One of the key CSE teams is the Data Analytics Group (DAG). DAG captures streams of data from all of the legal work flowing through the firm. It gathers basic information, such as lead time, process time, and percent complete and accurate. It also does natural language processing and computational analytics. . . .

When a lawyer is asked whether a term is “market,” she can instantly query the firm’s database using DAG analytic tools and provide an answer across all similar matters the firm has handled and across all similar matters the firm can access. DAG combines the firms’ data with external sources, to provide rich models used as part of the firm’s predictive analytics offering. For example, the firm can look at all single plaintiff employment lawsuits it has handled, the results of all reported cases, and the results of all EEOC investigations. From that analysis, it makes recommendations to the clients that could decrease or eliminate the risk from such lawsuits.

With this law firm model in mind, we can go back to whether a corporation needs or wants a law department. The corporation could decide to outsource its legal work to one or several firms of the type I just described. The work could be organized by geography, product line, or risk level and distributed among firms. All of the work would be done under value fee arrangements. The firms bear the risk, under the assumptions agreed to between the firms and the corporation, of cost overruns but the business model enables them to manage the risk.

Going to my question: would a corporation outsource its legal work and eliminate its law department? Probably not. More precisely, it probably would keep a small crew of lawyers in-house. The role of the in-house lawyers would change, however. The in-house lawyers would not oversee teams of lawyers, but would oversee the interface between the corporation and outside providers. They would also focus most of their time on strategic, business-focused issues. The law firms would be far more cost efficient than the corporate law departments under the model I described.

If you think this theoretical law firm is unlikely, then consider a variation. The Big 4 accounting firms are all moving into the legal industry again. They already have all the capabilities I described for the new law firm, though they don’t use them as part of providing legal services—yet. A Big 4 firm would not have to move far to create the law firm structure I described, and already has the CSE and technology infrastructure to pull it off. The accounting firms tend to focus on the Middle Lex work right now, but adding subsidiaries to do Queen’s Counsel and Average Joe work would not be difficult.

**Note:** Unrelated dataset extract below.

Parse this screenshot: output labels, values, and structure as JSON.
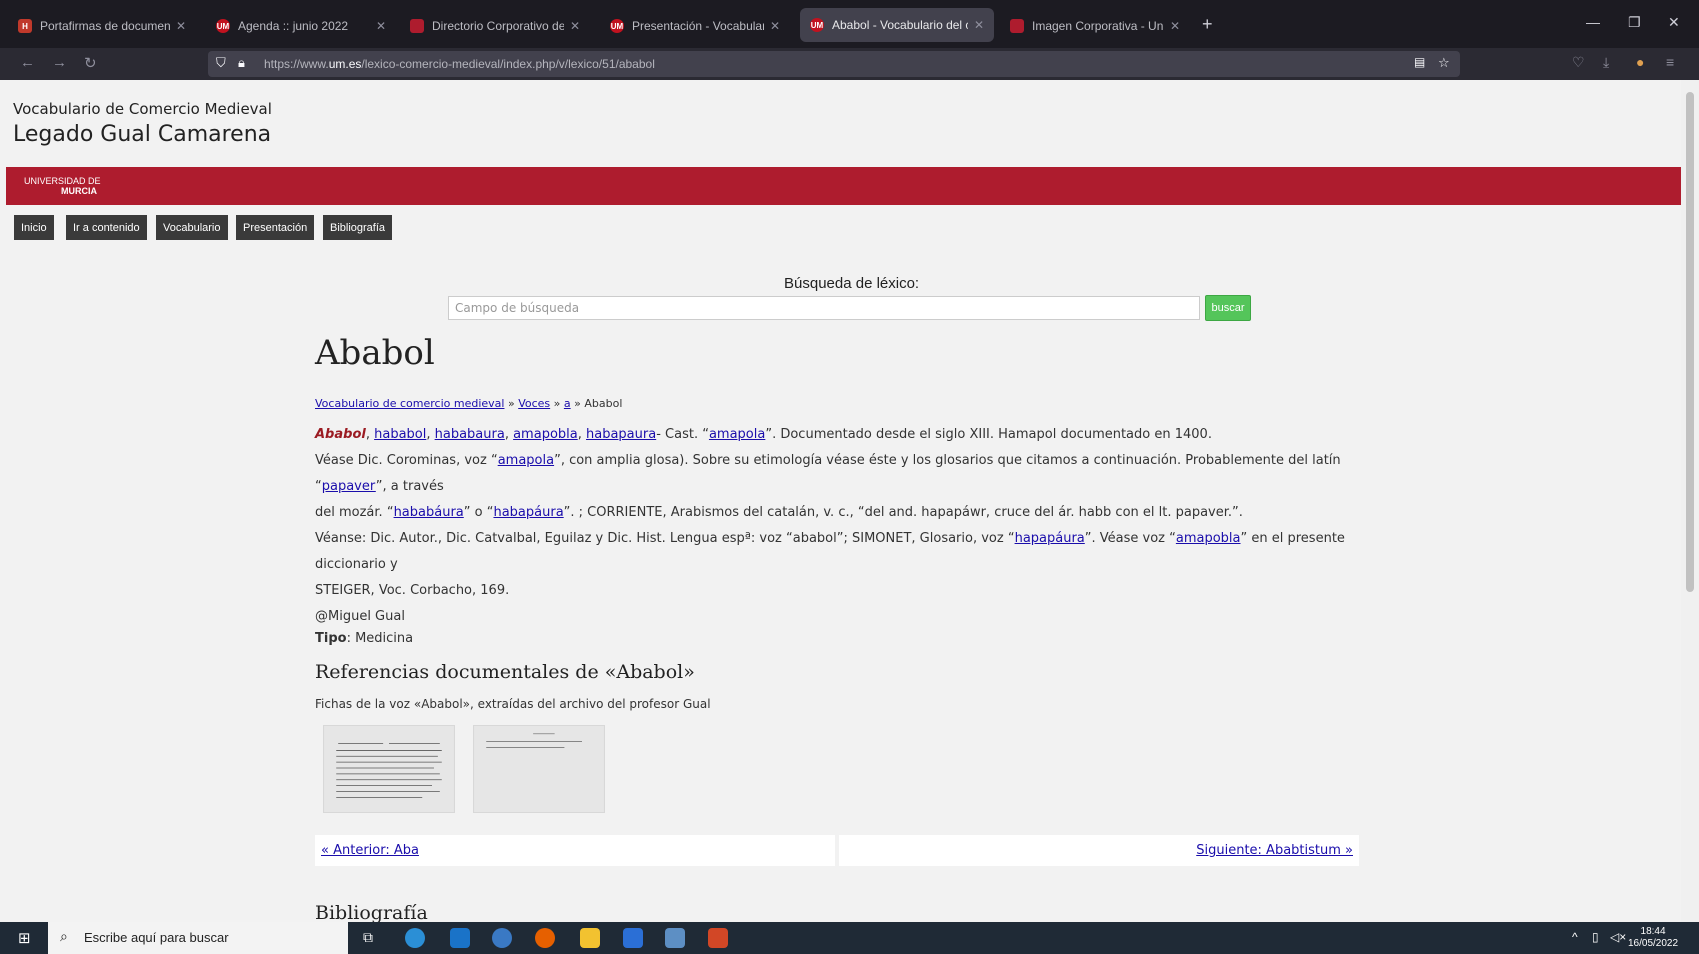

We look at the way the industry is structured today, recognize that it has been structured the same way throughout our lifetimes, and assume change will happen slowly or not at all. Law firms are very fragile organizations (in the words of one of the largest law firm leaders, they start as a new firm each year). Changing the legal service delivery model is more about culture and habit and less about technology, processes, and costs.

Just as law firms will evolve into many models, law departments should evolve
and some should become more like the model I describe—skeleton in-house teams
managing sophisticated and multi-layered outside law firm models. Law departments have tremendous opportunities to re-shape legal practices, not just through their outside law firm spend but by re-designing their internal models to meet what clients need. Just as law firms have been slow to evolve, law departments are sticking largely with mini-me law firm models (even the law departments in the UK, where we have seen the most evolution).

For law departments to really cut costs, become highly responsive to clients, and reduce risks, they too need to re-think their legal service delivery models and evolve.”